Left and right transition window is further divided into linear only part and combination of linear and exponential one. Division is done according to parameter beta and linear transition window is calculated as b = beta * a_l.
- Parameters:
x (1-D array-like) – Independent variable in strictly increasing order.
y (1-D array-like) – Dependent variable.
n (int) – Number of points oversampled and recreated in the function.
alpha (float, default: 1.0) – Transition window samples factor for moving between intervals.
beta (float, default: 0.5) – Linear transition window samples factor.
a (int, optional) – Transition window samples for moving between intervals. If not specified, it is equal to alpha * n. Cannot be lower than 2.
adaptive_smooth (float, default: 1.0) – Decreasing impact of adaptive_factor by raising it to the power 1/adaptive_smooth.
exp (float, default: 2.0) – Exponent in exponential transition function.
Notes
This class combines functionality of
LinearAdaptiveOversample()
to calculate adaptive transition window, andExpFixedOversample()
to combine both linear and exponential function to change between intervals.In particular, for each interval corresponding number of transition samples is calculated, respectively, and they are denoted as: \(a_{k, l}\), \(a_{k, r}\), \(b_{k, l}\), and \(b_{k, r}\).

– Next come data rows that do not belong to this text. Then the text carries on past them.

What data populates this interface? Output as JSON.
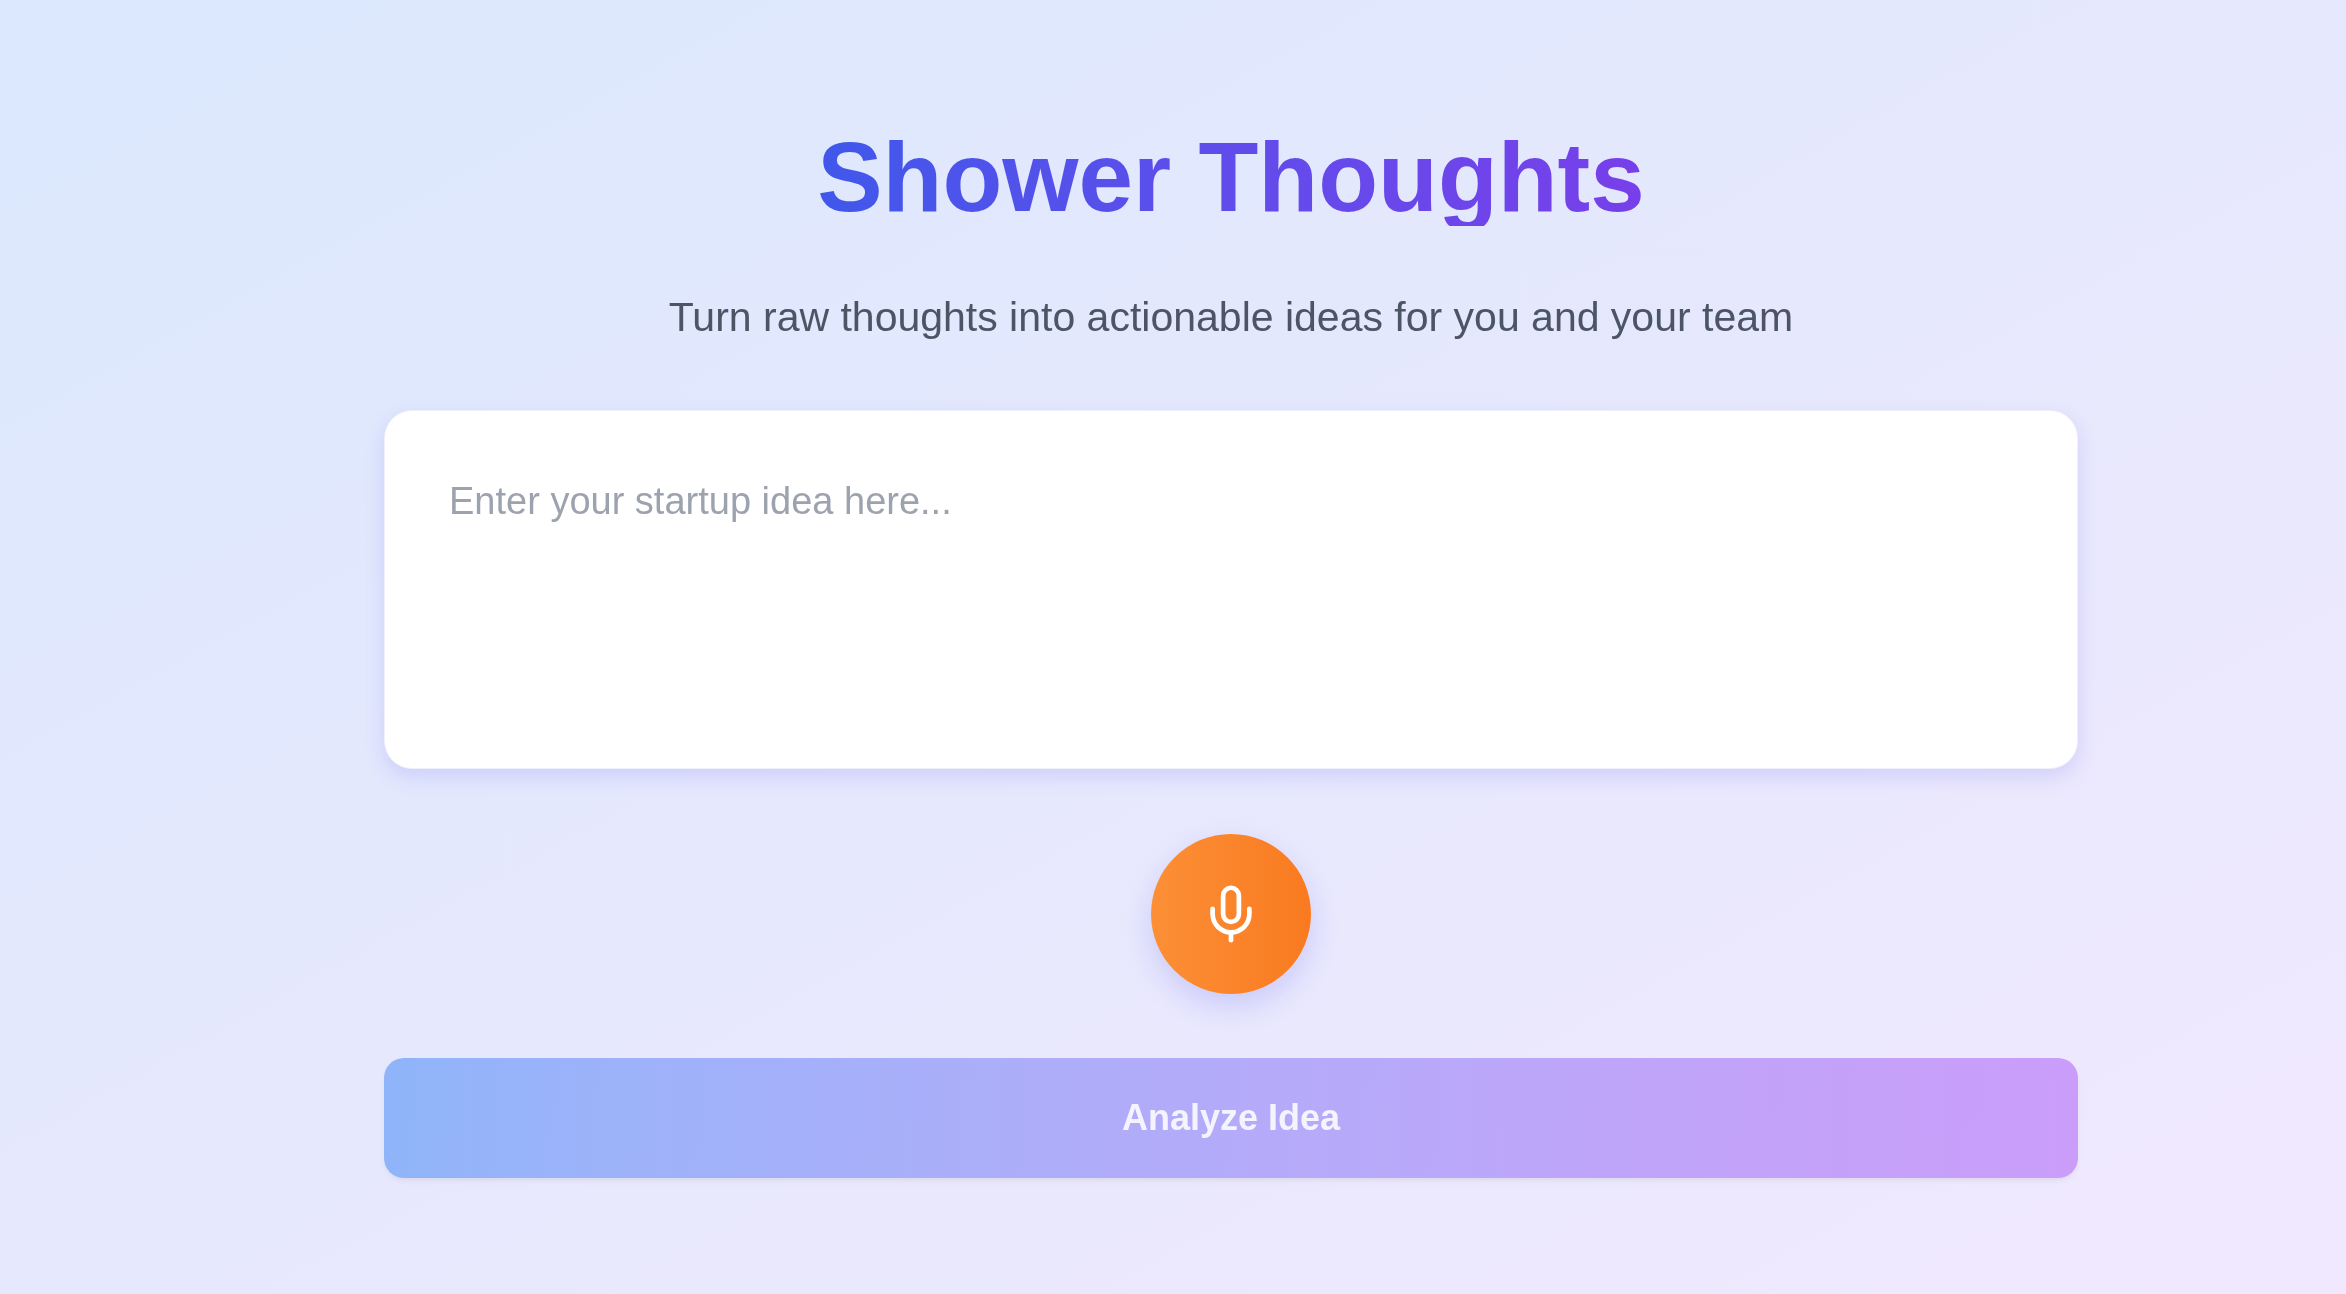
{
  "header": {
    "title": "Shower Thoughts",
    "subtitle": "Turn raw thoughts into actionable ideas for you and your team"
  },
  "idea_input": {
    "placeholder": "Enter your startup idea here..."
  },
  "analyze_button": {
    "label": "Analyze Idea",
    "disabled": true
  }
}
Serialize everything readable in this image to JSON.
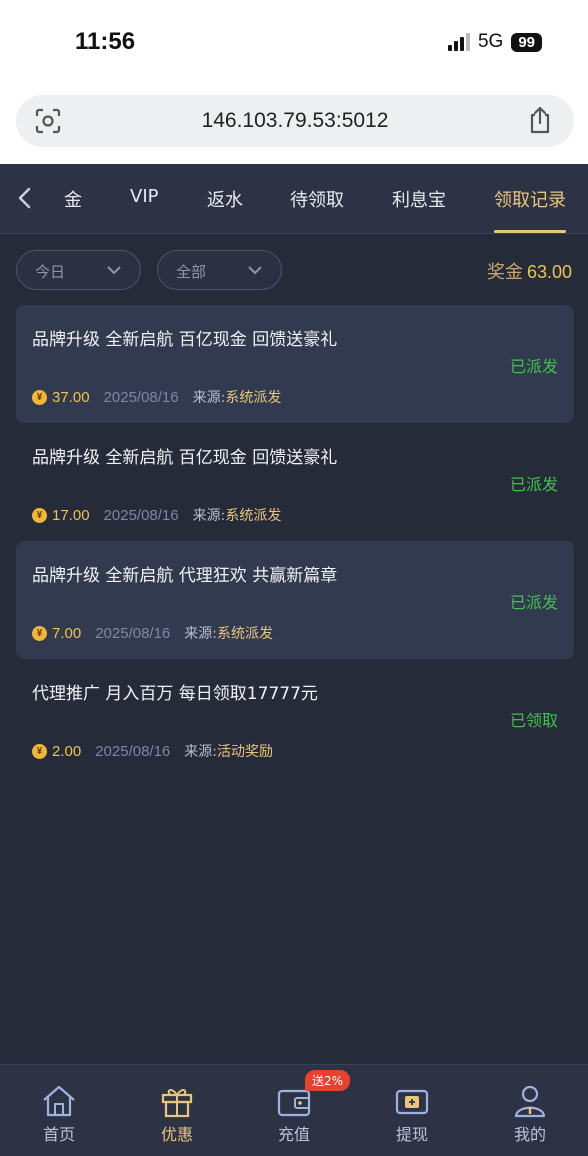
{
  "status_bar": {
    "time": "11:56",
    "network": "5G",
    "battery": "99"
  },
  "browser": {
    "url": "146.103.79.53:5012"
  },
  "tabs": [
    {
      "label": "金"
    },
    {
      "label": "VIP"
    },
    {
      "label": "返水"
    },
    {
      "label": "待领取"
    },
    {
      "label": "利息宝"
    },
    {
      "label": "领取记录"
    }
  ],
  "active_tab": "领取记录",
  "filters": {
    "date": "今日",
    "type": "全部"
  },
  "bonus": {
    "label": "奖金",
    "value": "63.00"
  },
  "records": [
    {
      "title": "品牌升级 全新启航 百亿现金 回馈送豪礼",
      "status": "已派发",
      "amount": "37.00",
      "date": "2025/08/16",
      "source_label": "来源:",
      "source": "系统派发"
    },
    {
      "title": "品牌升级 全新启航 百亿现金 回馈送豪礼",
      "status": "已派发",
      "amount": "17.00",
      "date": "2025/08/16",
      "source_label": "来源:",
      "source": "系统派发"
    },
    {
      "title": "品牌升级 全新启航 代理狂欢 共赢新篇章",
      "status": "已派发",
      "amount": "7.00",
      "date": "2025/08/16",
      "source_label": "来源:",
      "source": "系统派发"
    },
    {
      "title": "代理推广 月入百万 每日领取17777元",
      "status": "已领取",
      "amount": "2.00",
      "date": "2025/08/16",
      "source_label": "来源:",
      "source": "活动奖励"
    }
  ],
  "coin_symbol": "¥",
  "bottom_nav": [
    {
      "label": "首页",
      "icon": "home-icon"
    },
    {
      "label": "优惠",
      "icon": "gift-icon"
    },
    {
      "label": "充值",
      "icon": "wallet-icon"
    },
    {
      "label": "提现",
      "icon": "withdraw-icon"
    },
    {
      "label": "我的",
      "icon": "user-icon"
    }
  ],
  "recharge_badge": "送2%",
  "colors": {
    "accent": "#e9c57a",
    "status_green": "#3fc24c",
    "background": "#262b3a"
  }
}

Based on found transition values, remaining points in function \(z = g(x)\) are calculated as a linear combination of transition point and previous value using linear and exponential functions.
Two additional transition points are calculated, corresponding to \(x_{k, b}\) and \(x_{k, n - b}\) denoted as z_{k, b} and z_{k, n-b}. They are calculated as linear combination between \(z_{k, 0}\) and \(y_{k, 0}\), and \(z_{k+1, 0}\) and \(y_{k, 0}\), respectively.
Then the points in interval are calculated as:
\[\begin{split}\begin{cases} z_{k, i} = \mbox{lin_fit}(x_{k, i}, (x_{k, 0}, z_{k, 0}), (x_{k, b_{k, l}}, z_{k, b_{k, l}})) & i \in \{0, b_{k, l} - 1\} \\ z_{k, i} = \mbox{lin_exp_xy_fit}(x_{k, i}, (x_{k, b_{k, l}}, z_{k, b_{k, l}}), (x_{k, a_{k, l}}, y_{k, 0})) & i \in \{b_{k, l}, a_{k, l} - 1\} \\ z_{k,i} = y_{k,i} & i \in \{a_{k, l}, n - a_{k, r}\} \\ z_{k, i} = \mbox{exp_lin_fit}(x_{k, i}, (x_{k, n - a_{k, r}}, y_{k, 0}), (x_{k, n - b_{k, r}}, z_{k+1,n-b_{k,r}})) & i \in \{n - a_{k, r} + 1, n - b_{k,r}\} \\ z_{k, i} = \mbox{lin_fit}(x_{k, i}, (x_{k, n - b_{k,r}}, y_{k, n - b_{k, r}}), (x_{k, n}, z_{k+1,0})) & i \in \{n - b_{k,r} + 1, n\} \end{cases}\end{split}\]where linfit linearly fits value based on two other points; lin_exp_xy_fit gradually fits combination of linear function and exponential function scaled from (0, 1) range and mirrored over y=x line; exp_lin_fit gradually fits combination of exponential function scaled from (0, 1) range and linear function.
See also
LinearFixedOversample()
,lin_fit()
,lin_exp_xy_fit()
,exp_lin_fit()
- rfa()
Recreate function from average on x and y variables.
- Returns:
xs (ndarray) – Oversampled independent variable x.
ys (ndarray) – Oversampled dependent variable y.